Meus braços engrossaram, ficaram peludos, os bíceps se avolumaram, os músculos do peito tornaram-se salientes e uma barba negra, espessa rodeou-me o rosto. Dou-me conta de que estou sentado num rochedo segurando enorme tridente na mão direita. Os cabelos longos, desgrenhados, voejavam ao vento forte da quase tempestade.

As pernas foram substituídas por enorme cauda, forrada de escamas de prata.

O olhar fixo no horizonte parecia procurar alguém.

Um cheiro mais forte de maresia chegou-me às narinas. Levantei mais a cabeça e procurei divisar ao longe sua origem. Jovem sereia aproximava-se graciosamente. Mergulhei nas águas e nadei velozmente ao seu encontro. O cheiro ia se tornando cada vez mais forte. A sereia estava no cio, procurava acasalar-se.
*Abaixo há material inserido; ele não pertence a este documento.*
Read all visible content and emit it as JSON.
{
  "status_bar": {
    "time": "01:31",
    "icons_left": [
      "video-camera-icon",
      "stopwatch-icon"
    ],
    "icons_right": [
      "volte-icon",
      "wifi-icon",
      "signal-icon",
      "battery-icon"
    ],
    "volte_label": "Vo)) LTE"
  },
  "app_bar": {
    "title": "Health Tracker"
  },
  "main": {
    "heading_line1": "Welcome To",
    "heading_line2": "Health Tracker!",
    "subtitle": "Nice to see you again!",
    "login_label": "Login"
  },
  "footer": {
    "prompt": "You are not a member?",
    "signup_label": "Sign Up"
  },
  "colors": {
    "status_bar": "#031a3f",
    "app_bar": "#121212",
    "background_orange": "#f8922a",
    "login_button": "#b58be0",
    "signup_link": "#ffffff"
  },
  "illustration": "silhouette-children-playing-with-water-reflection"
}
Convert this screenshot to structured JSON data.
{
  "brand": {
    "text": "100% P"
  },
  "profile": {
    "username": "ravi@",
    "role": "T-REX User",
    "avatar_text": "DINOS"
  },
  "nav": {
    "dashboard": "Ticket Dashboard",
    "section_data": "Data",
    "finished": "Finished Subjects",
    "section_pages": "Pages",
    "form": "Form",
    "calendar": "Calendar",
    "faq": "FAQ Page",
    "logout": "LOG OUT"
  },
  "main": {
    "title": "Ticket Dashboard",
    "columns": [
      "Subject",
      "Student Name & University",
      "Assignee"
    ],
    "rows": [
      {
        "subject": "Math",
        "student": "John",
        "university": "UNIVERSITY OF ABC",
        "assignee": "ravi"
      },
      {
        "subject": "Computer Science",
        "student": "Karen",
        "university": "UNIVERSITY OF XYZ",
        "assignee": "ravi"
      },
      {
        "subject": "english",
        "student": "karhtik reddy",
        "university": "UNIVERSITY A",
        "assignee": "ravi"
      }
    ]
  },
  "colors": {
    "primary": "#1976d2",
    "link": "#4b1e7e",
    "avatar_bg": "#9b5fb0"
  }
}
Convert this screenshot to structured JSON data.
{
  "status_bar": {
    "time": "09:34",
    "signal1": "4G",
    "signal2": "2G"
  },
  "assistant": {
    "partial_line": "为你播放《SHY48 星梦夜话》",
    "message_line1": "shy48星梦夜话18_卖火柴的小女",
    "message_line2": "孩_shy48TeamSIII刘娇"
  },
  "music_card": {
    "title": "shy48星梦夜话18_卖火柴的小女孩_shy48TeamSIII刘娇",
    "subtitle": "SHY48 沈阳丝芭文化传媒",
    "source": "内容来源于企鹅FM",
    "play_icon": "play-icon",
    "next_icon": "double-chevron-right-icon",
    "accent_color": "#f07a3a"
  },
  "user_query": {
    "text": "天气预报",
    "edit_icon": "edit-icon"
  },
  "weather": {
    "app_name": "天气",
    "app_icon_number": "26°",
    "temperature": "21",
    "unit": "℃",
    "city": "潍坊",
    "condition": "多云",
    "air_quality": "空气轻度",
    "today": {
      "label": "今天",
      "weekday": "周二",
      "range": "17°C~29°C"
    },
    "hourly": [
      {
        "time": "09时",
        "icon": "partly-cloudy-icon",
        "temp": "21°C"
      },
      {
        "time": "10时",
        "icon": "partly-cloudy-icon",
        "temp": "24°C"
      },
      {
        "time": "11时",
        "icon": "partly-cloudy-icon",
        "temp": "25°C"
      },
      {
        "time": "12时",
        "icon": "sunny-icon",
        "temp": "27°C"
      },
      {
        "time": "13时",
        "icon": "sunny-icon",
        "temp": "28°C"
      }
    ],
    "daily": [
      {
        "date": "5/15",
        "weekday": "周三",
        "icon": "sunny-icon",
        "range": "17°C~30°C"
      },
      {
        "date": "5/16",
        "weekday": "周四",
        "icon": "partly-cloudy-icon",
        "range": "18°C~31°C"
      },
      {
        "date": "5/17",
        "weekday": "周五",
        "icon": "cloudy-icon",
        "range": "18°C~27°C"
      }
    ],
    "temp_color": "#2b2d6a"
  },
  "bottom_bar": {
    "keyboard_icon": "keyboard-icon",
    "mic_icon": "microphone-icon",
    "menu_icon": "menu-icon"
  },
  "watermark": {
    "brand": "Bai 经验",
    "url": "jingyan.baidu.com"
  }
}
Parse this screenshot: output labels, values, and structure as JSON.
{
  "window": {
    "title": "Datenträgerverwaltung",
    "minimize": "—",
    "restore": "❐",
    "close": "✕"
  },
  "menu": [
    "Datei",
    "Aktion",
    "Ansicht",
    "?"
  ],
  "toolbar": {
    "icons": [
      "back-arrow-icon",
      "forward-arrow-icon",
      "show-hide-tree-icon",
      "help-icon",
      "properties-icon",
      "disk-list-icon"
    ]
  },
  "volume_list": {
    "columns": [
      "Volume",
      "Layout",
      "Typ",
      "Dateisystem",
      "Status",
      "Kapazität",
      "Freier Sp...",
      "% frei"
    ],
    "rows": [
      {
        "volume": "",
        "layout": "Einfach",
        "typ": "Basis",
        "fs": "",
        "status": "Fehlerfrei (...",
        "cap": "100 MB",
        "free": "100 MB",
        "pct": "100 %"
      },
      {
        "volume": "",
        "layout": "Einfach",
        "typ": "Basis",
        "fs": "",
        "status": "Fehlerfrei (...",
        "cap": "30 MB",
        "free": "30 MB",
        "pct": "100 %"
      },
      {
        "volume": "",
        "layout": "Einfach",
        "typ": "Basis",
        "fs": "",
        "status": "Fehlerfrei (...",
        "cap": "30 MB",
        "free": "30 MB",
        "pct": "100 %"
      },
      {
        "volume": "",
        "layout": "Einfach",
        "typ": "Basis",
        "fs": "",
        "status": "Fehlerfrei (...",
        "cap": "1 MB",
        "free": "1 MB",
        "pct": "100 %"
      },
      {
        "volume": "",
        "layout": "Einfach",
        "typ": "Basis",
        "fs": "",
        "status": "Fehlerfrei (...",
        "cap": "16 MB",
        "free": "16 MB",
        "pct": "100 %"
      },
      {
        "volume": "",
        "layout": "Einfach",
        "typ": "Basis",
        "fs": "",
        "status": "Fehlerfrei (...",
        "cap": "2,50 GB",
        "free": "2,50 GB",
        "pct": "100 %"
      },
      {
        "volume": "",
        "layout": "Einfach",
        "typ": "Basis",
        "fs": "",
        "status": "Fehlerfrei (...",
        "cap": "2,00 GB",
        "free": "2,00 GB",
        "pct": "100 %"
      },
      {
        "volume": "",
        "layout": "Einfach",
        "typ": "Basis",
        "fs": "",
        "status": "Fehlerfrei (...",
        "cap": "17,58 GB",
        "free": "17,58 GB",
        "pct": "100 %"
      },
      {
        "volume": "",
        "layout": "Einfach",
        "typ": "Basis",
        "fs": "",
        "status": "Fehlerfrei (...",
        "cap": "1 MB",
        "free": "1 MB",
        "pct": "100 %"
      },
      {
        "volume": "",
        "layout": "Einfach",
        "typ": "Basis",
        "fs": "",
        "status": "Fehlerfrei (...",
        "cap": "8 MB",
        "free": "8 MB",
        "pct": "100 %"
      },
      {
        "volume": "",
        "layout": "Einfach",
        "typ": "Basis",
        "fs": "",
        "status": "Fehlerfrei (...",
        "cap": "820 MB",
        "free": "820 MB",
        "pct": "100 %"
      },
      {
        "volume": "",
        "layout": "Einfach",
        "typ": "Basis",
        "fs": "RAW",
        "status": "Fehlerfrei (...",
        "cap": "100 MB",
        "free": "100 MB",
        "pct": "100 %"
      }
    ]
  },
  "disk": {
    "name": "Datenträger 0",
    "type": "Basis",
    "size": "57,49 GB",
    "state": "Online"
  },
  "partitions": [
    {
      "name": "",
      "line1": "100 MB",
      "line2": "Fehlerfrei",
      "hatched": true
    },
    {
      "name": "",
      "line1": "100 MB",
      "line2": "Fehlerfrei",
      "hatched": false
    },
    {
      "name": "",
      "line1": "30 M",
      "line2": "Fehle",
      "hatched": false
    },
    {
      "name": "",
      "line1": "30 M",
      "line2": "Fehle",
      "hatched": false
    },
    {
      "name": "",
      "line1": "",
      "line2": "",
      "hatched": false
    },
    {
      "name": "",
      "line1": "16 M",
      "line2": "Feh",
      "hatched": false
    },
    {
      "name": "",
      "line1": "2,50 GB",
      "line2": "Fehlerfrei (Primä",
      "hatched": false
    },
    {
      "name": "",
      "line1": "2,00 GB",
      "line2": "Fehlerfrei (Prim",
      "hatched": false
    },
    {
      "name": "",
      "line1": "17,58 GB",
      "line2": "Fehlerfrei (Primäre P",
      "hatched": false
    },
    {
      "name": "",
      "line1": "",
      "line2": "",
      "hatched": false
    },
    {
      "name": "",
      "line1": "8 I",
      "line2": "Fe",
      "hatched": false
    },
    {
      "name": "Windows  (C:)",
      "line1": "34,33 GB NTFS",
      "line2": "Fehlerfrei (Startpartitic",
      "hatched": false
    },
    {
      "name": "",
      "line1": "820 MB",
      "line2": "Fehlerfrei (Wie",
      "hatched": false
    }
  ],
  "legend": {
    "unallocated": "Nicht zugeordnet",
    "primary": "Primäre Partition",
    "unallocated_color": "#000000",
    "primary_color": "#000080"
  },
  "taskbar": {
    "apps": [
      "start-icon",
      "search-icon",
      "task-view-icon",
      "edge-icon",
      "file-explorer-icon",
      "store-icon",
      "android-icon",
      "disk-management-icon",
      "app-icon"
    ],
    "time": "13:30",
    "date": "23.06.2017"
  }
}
Era uma bela jovem, a longa cabeleira loura, os olhos grandes de um azul claro, brilhantes, os dentes eram uma fieira de pérolas, os seios redondos e firmes, a cintura fina e a cauda, ó que beleza de cauda. Era um encanto de sereia.

Aproximei-me, cortejei-a, dei voltas ao seu redor, fiz acrobacias fantásticas. Agradei-a. Partimos para as profundezas.

À nossa frente uma montanha de coral. Avancei até aquela formação enorme e de lá tirei um cacho de pequenas esmeraldas e um cordão de ouro com que fiz um colar. Aproximei-me por trás e delicadamente coloquei-o em volta do seu pescoço.

Abraçamo-nos, beijamo-nos e por fim realizamos o sagrado himeneu, garantia de perpetuação daquela espécie. Separamo-nos e rodopiamos juntos por algum tempo, manifestando nosso mútuo prazer e nos despedimos com prolongado beijo.

Minha companheira sumiu no fundo do oceano sem fim, eu voltei ao rochedo.

A lua cheia havia desaparecido por trás dos montes. Os tritões voltaram, e enfurecidos jogavam seus tridentes em minha direção.

Levantei-me, já não era mais o apaixonado tritão, apenas um humano cheirando à maresia.

Jamais esqueci aquele luar de agosto.